The National Economic Council (2001) in a study on Malawi found that the age of the household, educational attainment, size of cultivable land and cropping pattern were major determinants of rural poverty.
Further, households headed by older individuals in rural areas, tended to be poorer than those headed by younger ones.
The coefficient for level of education of any adult in the household was consistently positive, significant and provided higher levels of welfare for the household. Olaniyan (2000) in a study on Nigeria found that human capital endowments were significant determinants of the probability of a rural household being poor.
Specifically, the education level of the head of the household was a significant influence on the probability of that household being poor. The impact of regional variables on rural poverty indicated that there were also significant geographic differences in the probability of a household falling into poverty.
In a similar study on the effects of human capital and capabilities on rural poverty in Nigeria, Olaniyan and Bankole (2005) found that the educational level of the household head was statistically significant as it reduced the probability of the household being poor.
Also, human capital has a decreasing effect on the probability of being poor among all rural households, whether they are engaged in farm activities or non-farm activities. In addition, households whose heads are engaged in farming activity have a higher probability of being poor.

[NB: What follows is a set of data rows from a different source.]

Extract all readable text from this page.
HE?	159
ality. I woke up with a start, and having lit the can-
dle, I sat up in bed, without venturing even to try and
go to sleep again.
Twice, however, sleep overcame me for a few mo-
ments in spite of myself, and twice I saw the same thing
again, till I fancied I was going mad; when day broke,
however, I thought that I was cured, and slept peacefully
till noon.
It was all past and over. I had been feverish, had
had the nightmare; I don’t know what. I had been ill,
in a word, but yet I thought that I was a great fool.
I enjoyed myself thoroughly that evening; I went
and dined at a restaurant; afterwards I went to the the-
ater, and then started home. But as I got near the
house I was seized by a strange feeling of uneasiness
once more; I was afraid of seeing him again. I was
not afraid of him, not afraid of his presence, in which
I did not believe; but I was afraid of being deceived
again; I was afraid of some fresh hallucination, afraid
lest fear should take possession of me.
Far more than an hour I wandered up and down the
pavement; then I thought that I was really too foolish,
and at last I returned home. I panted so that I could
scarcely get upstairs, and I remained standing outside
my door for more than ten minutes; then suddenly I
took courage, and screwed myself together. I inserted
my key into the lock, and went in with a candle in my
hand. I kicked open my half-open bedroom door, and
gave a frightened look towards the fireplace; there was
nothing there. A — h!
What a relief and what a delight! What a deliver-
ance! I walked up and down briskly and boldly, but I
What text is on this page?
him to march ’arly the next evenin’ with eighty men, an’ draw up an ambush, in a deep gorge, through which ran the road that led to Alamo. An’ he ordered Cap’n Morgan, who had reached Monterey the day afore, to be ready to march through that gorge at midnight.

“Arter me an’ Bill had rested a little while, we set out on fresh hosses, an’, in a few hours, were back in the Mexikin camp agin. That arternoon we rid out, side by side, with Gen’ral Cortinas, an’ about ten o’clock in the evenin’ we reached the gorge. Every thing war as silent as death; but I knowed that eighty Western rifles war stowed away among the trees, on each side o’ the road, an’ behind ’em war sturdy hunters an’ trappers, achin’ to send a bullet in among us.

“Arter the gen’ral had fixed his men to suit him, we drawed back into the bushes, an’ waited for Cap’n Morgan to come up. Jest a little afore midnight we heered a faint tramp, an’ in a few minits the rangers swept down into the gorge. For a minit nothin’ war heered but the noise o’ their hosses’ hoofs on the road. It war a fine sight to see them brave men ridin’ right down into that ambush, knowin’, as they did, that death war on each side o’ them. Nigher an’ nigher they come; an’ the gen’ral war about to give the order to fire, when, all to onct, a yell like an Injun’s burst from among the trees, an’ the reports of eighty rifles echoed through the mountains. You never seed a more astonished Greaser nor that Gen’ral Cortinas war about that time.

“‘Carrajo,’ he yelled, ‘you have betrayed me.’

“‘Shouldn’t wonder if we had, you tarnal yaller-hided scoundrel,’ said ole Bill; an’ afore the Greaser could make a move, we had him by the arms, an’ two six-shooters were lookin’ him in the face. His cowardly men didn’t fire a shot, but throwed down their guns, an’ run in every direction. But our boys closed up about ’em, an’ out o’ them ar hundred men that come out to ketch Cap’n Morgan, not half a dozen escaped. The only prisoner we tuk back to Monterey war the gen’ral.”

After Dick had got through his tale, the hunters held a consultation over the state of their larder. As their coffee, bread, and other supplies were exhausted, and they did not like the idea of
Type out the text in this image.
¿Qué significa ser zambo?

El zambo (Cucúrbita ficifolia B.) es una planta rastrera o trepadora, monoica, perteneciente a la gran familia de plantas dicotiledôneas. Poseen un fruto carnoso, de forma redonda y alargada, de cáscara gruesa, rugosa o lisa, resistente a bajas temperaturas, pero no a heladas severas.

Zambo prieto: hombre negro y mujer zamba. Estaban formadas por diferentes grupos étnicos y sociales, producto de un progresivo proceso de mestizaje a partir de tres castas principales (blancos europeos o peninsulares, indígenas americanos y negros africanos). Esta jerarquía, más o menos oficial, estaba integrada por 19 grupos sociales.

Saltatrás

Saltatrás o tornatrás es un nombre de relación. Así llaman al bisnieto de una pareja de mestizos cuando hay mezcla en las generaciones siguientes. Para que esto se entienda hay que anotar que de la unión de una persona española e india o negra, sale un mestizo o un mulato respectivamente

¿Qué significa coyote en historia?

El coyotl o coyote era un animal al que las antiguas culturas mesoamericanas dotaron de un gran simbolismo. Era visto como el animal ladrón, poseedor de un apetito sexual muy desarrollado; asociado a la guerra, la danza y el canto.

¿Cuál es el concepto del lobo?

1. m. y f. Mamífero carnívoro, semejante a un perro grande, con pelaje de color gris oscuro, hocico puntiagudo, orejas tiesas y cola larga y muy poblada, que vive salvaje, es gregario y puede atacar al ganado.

Aigbokhan (2008) studied growth, inequality and poverty in Nigeria and examined the effects of age and education of household head, household size, and sector of residence on poverty.
The results showed that welfare increases with the level of education. The coefficient is positively signed and statistically significant, thus implying that the less educated the head, the more likely that the household will be poor. Oni and Yusuf (2007) examined the determinants of expected poverty among rural households in Nigeria. The data for the study were analysed using three stage feasible generalized least squares (FGLS).
The study found that farming households have lower mean per capita consumption compared with their non-farming households.